GOV. HOGAN: Marc Steiner of WEAA-FM kicks off the 13th Annual Annapolis Summit at the Governor Calvert House with a 30-minute interview with Gov. Larry Hogan. The Annapolis Summit is sponsored by the Daily Record, the Maryland State Education Association, Stevenson University, Alexander and Cleaver, VPC, the Johns Hopkins Center for a Livable Future and WEAA.
BUSCH AND MILLER: Steiner continues the Annapolis Summit at the Governor Calvert House with an interview with Maryland Senate President Mike Miller and House Speaker Michael Busch. It lasts about 45 minutes. The Daily Record offers a short video clip of the interview.

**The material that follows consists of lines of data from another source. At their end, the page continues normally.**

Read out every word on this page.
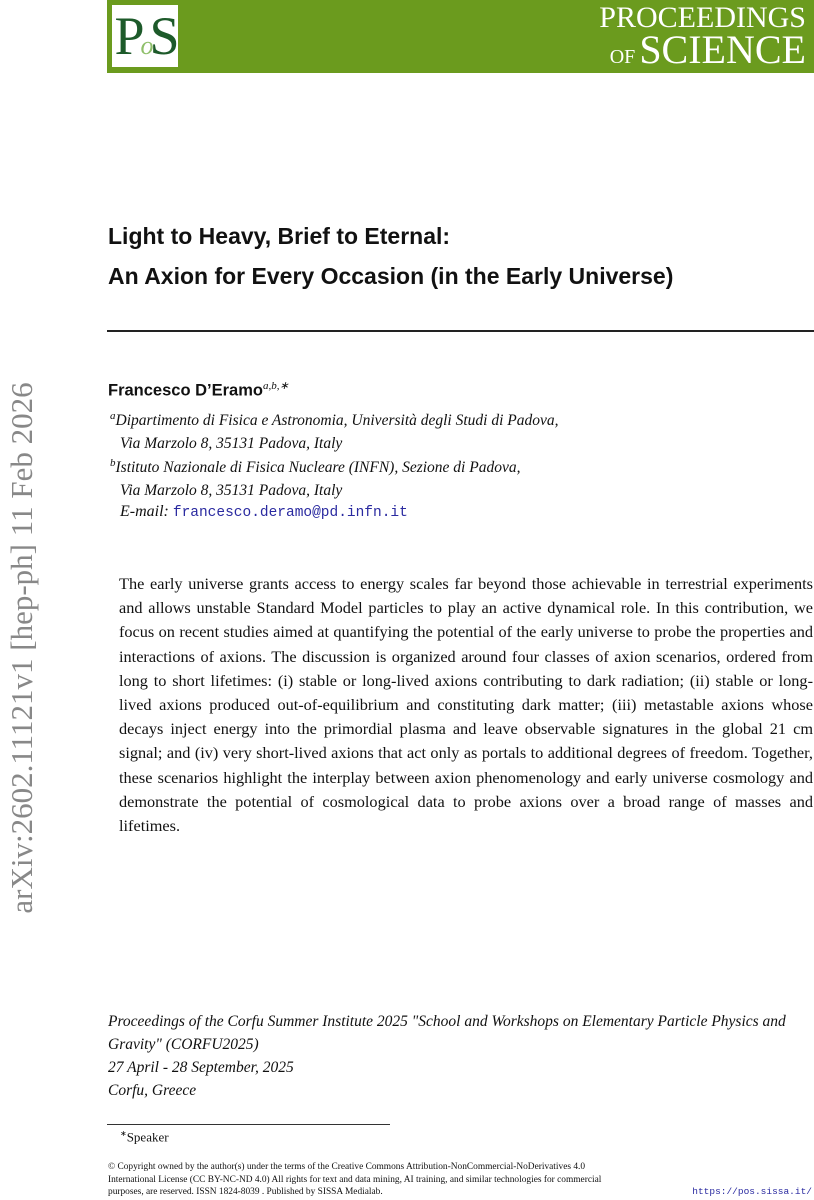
PoS	PROCEEDINGS
OF SCIENCE
arXiv:2602.11121v1 [hep-ph] 11 Feb 2026
Light to Heavy, Brief to Eternal:
An Axion for Every Occasion (in the Early Universe)
Francesco D’Eramo$^{a,b,∗}$
$^a$Dipartimento di Fisica e Astronomia, Università degli Studi di Padova,
Via Marzolo 8, 35131 Padova, Italy
$^b$Istituto Nazionale di Fisica Nucleare (INFN), Sezione di Padova,
Via Marzolo 8, 35131 Padova, Italy
E-mail: francesco.deramo@pd.infn.it
The early universe grants access to energy scales far beyond those achievable in terrestrial experiments and allows unstable Standard Model particles to play an active dynamical role. In this contribution, we focus on recent studies aimed at quantifying the potential of the early universe to probe the properties and interactions of axions. The discussion is organized around four classes of axion scenarios, ordered from long to short lifetimes: (i) stable or long-lived axions contributing to dark radiation; (ii) stable or long-lived axions produced out-of-equilibrium and constituting dark matter; (iii) metastable axions whose decays inject energy into the primordial plasma and leave observable signatures in the global 21 cm signal; and (iv) very short-lived axions that act only as portals to additional degrees of freedom. Together, these scenarios highlight the interplay between axion phenomenology and early universe cosmology and demonstrate the potential of cosmological data to probe axions over a broad range of masses and lifetimes.
Proceedings of the Corfu Summer Institute 2025 "School and Workshops on Elementary Particle Physics and Gravity" (CORFU2025)
27 April - 28 September, 2025
Corfu, Greece
∗Speaker
© Copyright owned by the author(s) under the terms of the Creative Commons Attribution-NonCommercial-NoDerivatives 4.0 International License (CC BY-NC-ND 4.0) All rights for text and data mining, AI training, and similar technologies for commercial purposes, are reserved. ISSN 1824-8039 . Published by SISSA Medialab.	https://pos.sissa.it/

SEN. MIKULSKI: And Steiner concludes the Annapolis Summit with a 30-minute interview with U.S. Sen. Barbara Mikulski. Here’s a short video from the Daily Record.
TURN THIS CRIMINAL JUSTICE SYSTEM AROUND: In an op-ed in the Sun, former Gov. Bob Ehrlich writes that it’s time for Maryland to stop nibbling around the edges of criminal justice reform and advance broad and substantial investment into cost-effective programs proven to work. Data-driven policies across the nation have shown that Maryland can be a safer and more economically sound state by embracing proven criminal justice reform policies.
FRANCHOT GETS TRUMPED: David Lublin of the Seventh State political blog posts an interview between Bruce DePuyt of News Channel 8 and Senate President Mike Miller. After giving a lucid analysis of the sources of the Trump phenomenon and its danger, Miller aimed his fire closer to home. Was that Comptroller Peter Franchot he was referring to?
O’MALLEY TOUTS UNIONIZING LEGISLATION: Democratic presidential candidate Martin O’Malley will call for legislation that would make it easier for workers to unionize and will announce his support for a proposal to give employees more control over their schedules — part of a broader series of workplace policies his campaign described Thursday as a “workers bill of rights,” John Fritze reports in the Sun.
BAKER TO BE O’MALLEY’S SC SECOND: O’Malley has invited Prince George’s County Executive Rushern Baker to travel south to Charleston, S.C., for Sunday’s debate as his representative in the spin room, speaking after the debate to reporters about the governor’s working relationship with the nation’s most affluent, majority African American jurisdiction, Arelis Hernandez reports for the Post.